April 25, 2024

By Nick Hawks

A&E Editor

Officially, Anna Powaski wants to be a filmmaker. After all, that’s why she came to Cleveland State University. On paper, it comes across as pretty straightforward. 

At the age of 16, she and a few friends crowdfunded $1,000 using Kickstarter to make their own film, loosely inspired by Mark David Chapman’s obsession with John Lennon. 

She set out to come to Cleveland State, inspired by the plans for a brand new $7.5 million film school, and jumped at the chance to be one of only 16 students to try out the first sequence of FMA classes, before construction on the new film school had even begun. A junior, she has never once changed her major, which is film in the writer/producer track. 

In early January of this year, she shot footage for her Production 3 project, a documentary aimed at addressing the homeless problem in Cleveland.

“Originally, my project was about anti-homeless architecture,” she said. “It came to be more broadly about homeless issues in the city of Cleveland and what it means to facilitate and house people.”

She named off a few examples of what could be considered anti-homeless architecture, including benches in Public Square with bars designed as handrails, so you can’t lay down on them. 

Again, pretty straightforward.

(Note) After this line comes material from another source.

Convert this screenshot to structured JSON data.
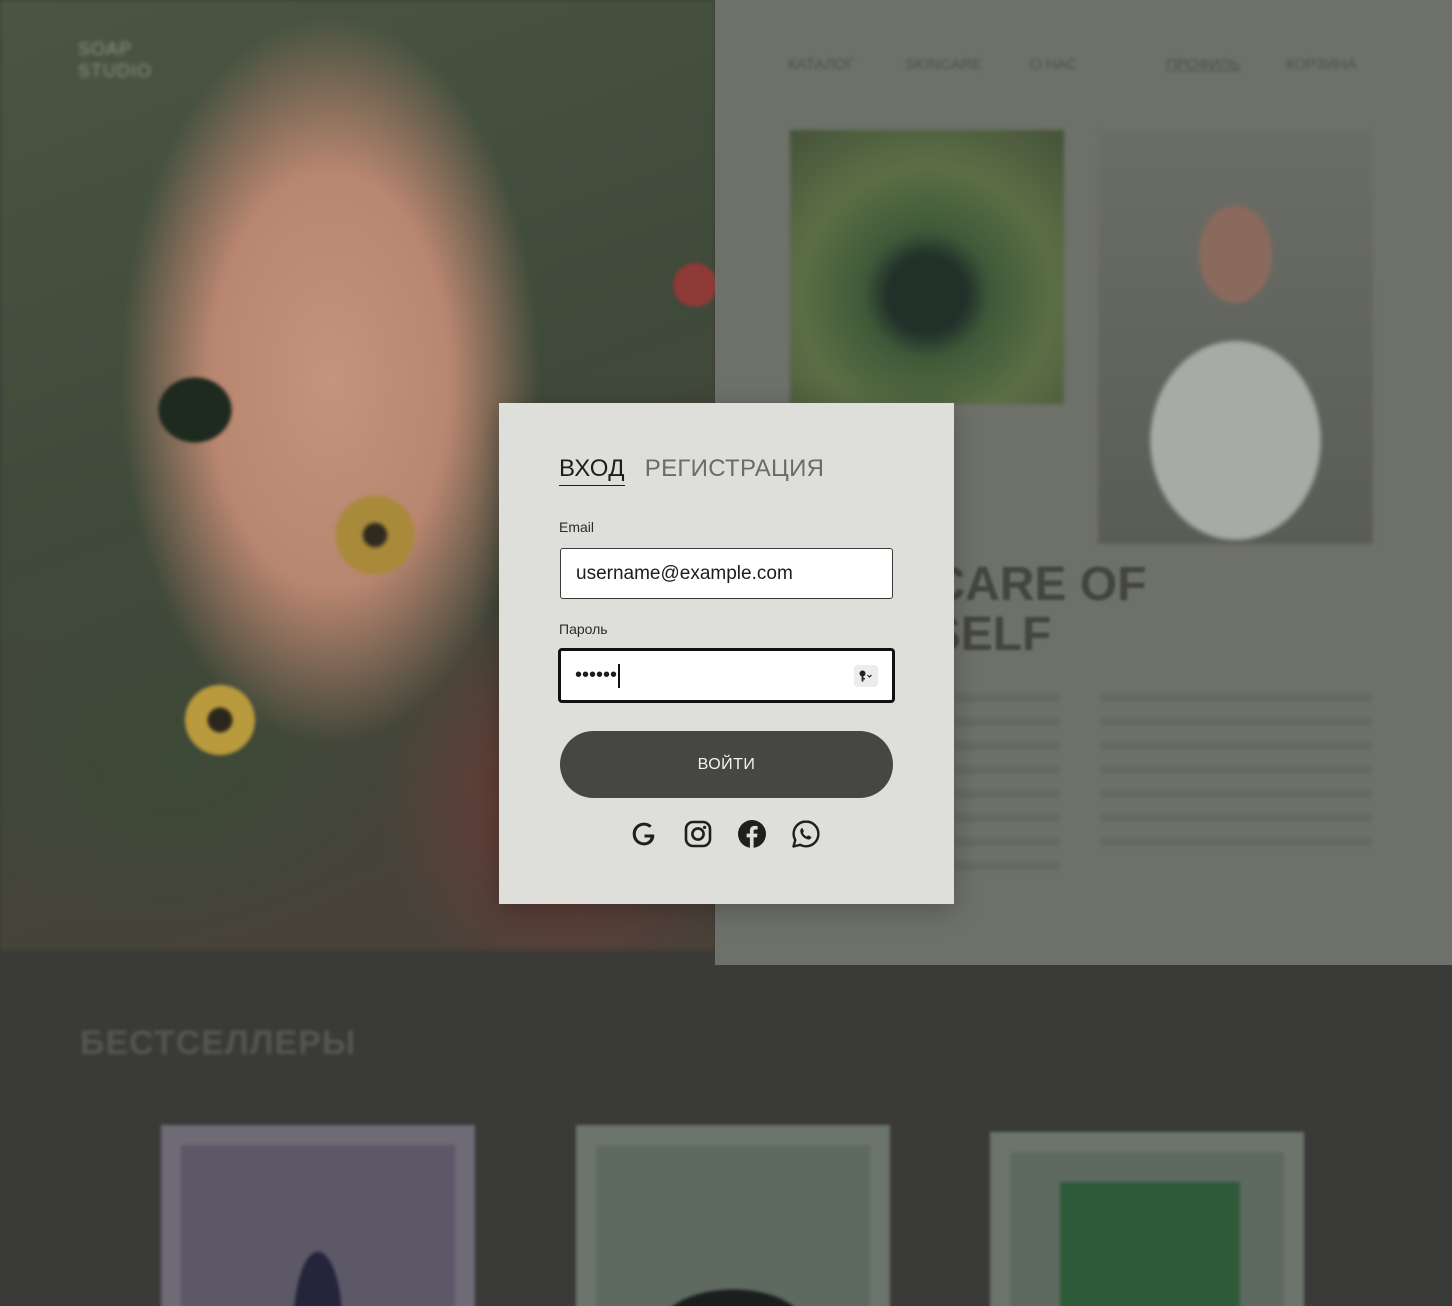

A filmmaker who wants to use their platform to highlight societal issues, it’s not so uncommon. Still, it’s 45 minutes into our interview, and there’s a feeling that Powaski is holding something back. She’s different, that much is evident. 

Dressed in a long-sleeved, glossy shirt covered with colorful flowers and bell bottom jeans, with dyed, dark brown hair to match her brown eyes, she looks like an extra plucked from “That ‘70s Show,” and placed in 2020.  

She spends more time highlighting the problems with homelessness than promoting herself, even though this is a Student Spotlight, where self-promotion is not only acceptable, but encouraged. 

“The problem with the railroads and highways is that they’re put in locations designed to force people to have cars,” Powaski said, unprompted. 

Maybe the right questions haven’t been asked, or maybe she’s just too passionate about her project or the homeless problem in general to drop her guard, but there’s more to her, buried under layers of selfless activism, and we’re running out of time. 

Then, finally, a beam of light. After saying moving to Hollywood to pursue film is not at all in the cards for her, Powaski bashfully admitted a dream of hers. 

“What I really want to do is go into the mountains and be a traveling puppeteer,” she said. “I would get a giant backpack, and I would take my little puppets around and go to towns and play shows. People would toss me coins, and I would use them to buy a cup of coffee.”

It’s hard to gauge whether she’s joking or not, but saying this gets her to open up. Unlike some of her peers, she sees more to life than pursuing “making it” in film. Her experience of shooting footage of a city council meeting, where the issue of shutting down homeless shelters in Cleveland was discussed, has confirmed for her that she wants to pursue a career as a producer or a writer for a news network, or an educational program like PBS. 

In fact, she passionately discussed an idea her and her boyfriend had, where journalism students and film students would collaborate to form a club and cover newsworthy events not just at Cleveland State, but in all of Cleveland. She ponders, frustratingly, why this isn’t something the university offers on their own. She has tried taking the initiative to get it off and running on her, but has not yet had much traction. 

“People were interested, but we needed a lot of planning,” she said. “What exactly are we going to do? There just wasn’t enough interest on getting it off the ground level.”

Still, she isn’t giving up and hopes to give it another shot this semester. 

Something else that comes up, almost by accident, is her love of writing poetry. In fact, she has her own website where she posts poems, 11 on there to date, topics ranging from dying to having an anxiety attack in class. 

These things aren’t to say Powaski doesn’t care about film, because she does. She grew up without cable and watched shows on PBS, such as Arthur and Sesame Street, which she feels helped shape her. She knows the value these programs have on young minds.  

It’s just that she wants a simple life, far away from big cities and bright lights. Her colleagues at the film school sometimes look at her like she’s crazy for not having loftier dreams, with Hollywood car chases and CGI action scenes. 

But it doesn’t matter to her what anybody else thinks. She laments at puppeteering not being a viable career, but more of an idea of what could be. 

“I wish I could have a simple life,” she said. “I don’t think it’s in the books. But this is my secondary option, and I love it.”